Ota Fine Arts presents the solo exhibition of Yeesookyung, the Korean artist's first in Singapore. She has been showing a rich variety of conceptual works, based on her country's cultural memories and a common sense of her people in the present time. "Flame" comprises a series of ceramic sculptures, scroll paintings and cinnabar drawings on Korean paper.

From ceramics villages throughout Korea, Yeesookyung collects and sieves through their discarded remains to piece together fragments of ceramic wastage, smashed leftovers from earthenware flawed in the eyes of master potters. Yet the glazed pure white and deep jade-green tints that these Celadon ceramics are still so well-known for acquire a new hue by the artist’s hand: she reassembles these Translated Vases by gilding them with fine 24 carat gold leaf.

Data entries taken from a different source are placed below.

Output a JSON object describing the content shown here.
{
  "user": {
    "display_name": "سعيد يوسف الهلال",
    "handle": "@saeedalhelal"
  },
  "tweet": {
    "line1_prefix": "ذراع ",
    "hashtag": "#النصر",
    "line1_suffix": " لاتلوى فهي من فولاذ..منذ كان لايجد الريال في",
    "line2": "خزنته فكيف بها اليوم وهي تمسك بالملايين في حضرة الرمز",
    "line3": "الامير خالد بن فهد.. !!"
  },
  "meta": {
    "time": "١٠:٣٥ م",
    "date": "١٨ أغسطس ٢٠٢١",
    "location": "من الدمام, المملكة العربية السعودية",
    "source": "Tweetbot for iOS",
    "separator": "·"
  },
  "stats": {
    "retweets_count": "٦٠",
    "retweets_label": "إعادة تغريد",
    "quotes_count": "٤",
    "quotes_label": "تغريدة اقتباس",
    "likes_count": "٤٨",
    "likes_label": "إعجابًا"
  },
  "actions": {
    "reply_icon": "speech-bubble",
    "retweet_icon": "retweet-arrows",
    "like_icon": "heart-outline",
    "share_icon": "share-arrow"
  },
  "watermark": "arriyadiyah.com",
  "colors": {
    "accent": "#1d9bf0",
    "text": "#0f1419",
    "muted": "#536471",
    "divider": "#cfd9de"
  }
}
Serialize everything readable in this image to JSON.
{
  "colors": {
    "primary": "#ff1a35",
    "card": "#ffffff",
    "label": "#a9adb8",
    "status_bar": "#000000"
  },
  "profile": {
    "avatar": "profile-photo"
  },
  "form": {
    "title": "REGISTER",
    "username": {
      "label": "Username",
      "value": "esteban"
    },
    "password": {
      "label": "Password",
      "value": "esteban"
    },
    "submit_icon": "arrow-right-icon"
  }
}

Although touched with glints of golden antiquity, these newfound sculptural montages are freed from specific historical referents, genres or conventions. The bulbous vases become highly suggestive: they may be the ample, elegant curves of a woman’s body, or the contorted abstractions of pain. By allowing these newly configured ceramics to depart from the bounds of their native Korean ceramic cultures, Yeesookyung’s transformation of their form yields to a translation into the experimental and the contemporary.

With Translated Vases and other works, Yeesookyung remains near to the art historical heritage of her home peninsula, while she speaks to it with new perspective. Her Flame Variation scroll paintings are engendered from the Goguryeo tomb paintings found in North Korea, but their mythologies are redrawn into fantastical amalgams of Judeo-Christian and Eastern religious iconography. But just as much as they are a postmodern patchwork of icons, the striking symmetrical composition of Flame Variation otherwise lends the work the graver tones of a Medieval morality painting.

So despite this sometimes light-hearted play with multiple and contemporaneous allusions, an austere sense of spirituality is conserved at the very heart of Yeesookyung’s work. This is arguably most evident in her cinnabar Flame drawings, cinnabar ink itself being a medium used by soothsayers to draw charms against malevolent spirits. Remarkably, the artist’s process is bound to the ground—she has completed the Flame series on her knees. Yeesookyung has likened this way of drawing to bowing in penitence or prayer, and if indeed some spiritual energy is delicately transferred to the Korean paper beneath her, it may be evinced by the pulsations and wave lengths emanating from the bronzed flames.

Yeesookyung’s ardent devotion to her work is indeed unparalleled in Korea, and Ota Fine Arts is delighted to present her solo exhibition in Gillman Barracks, Singapore.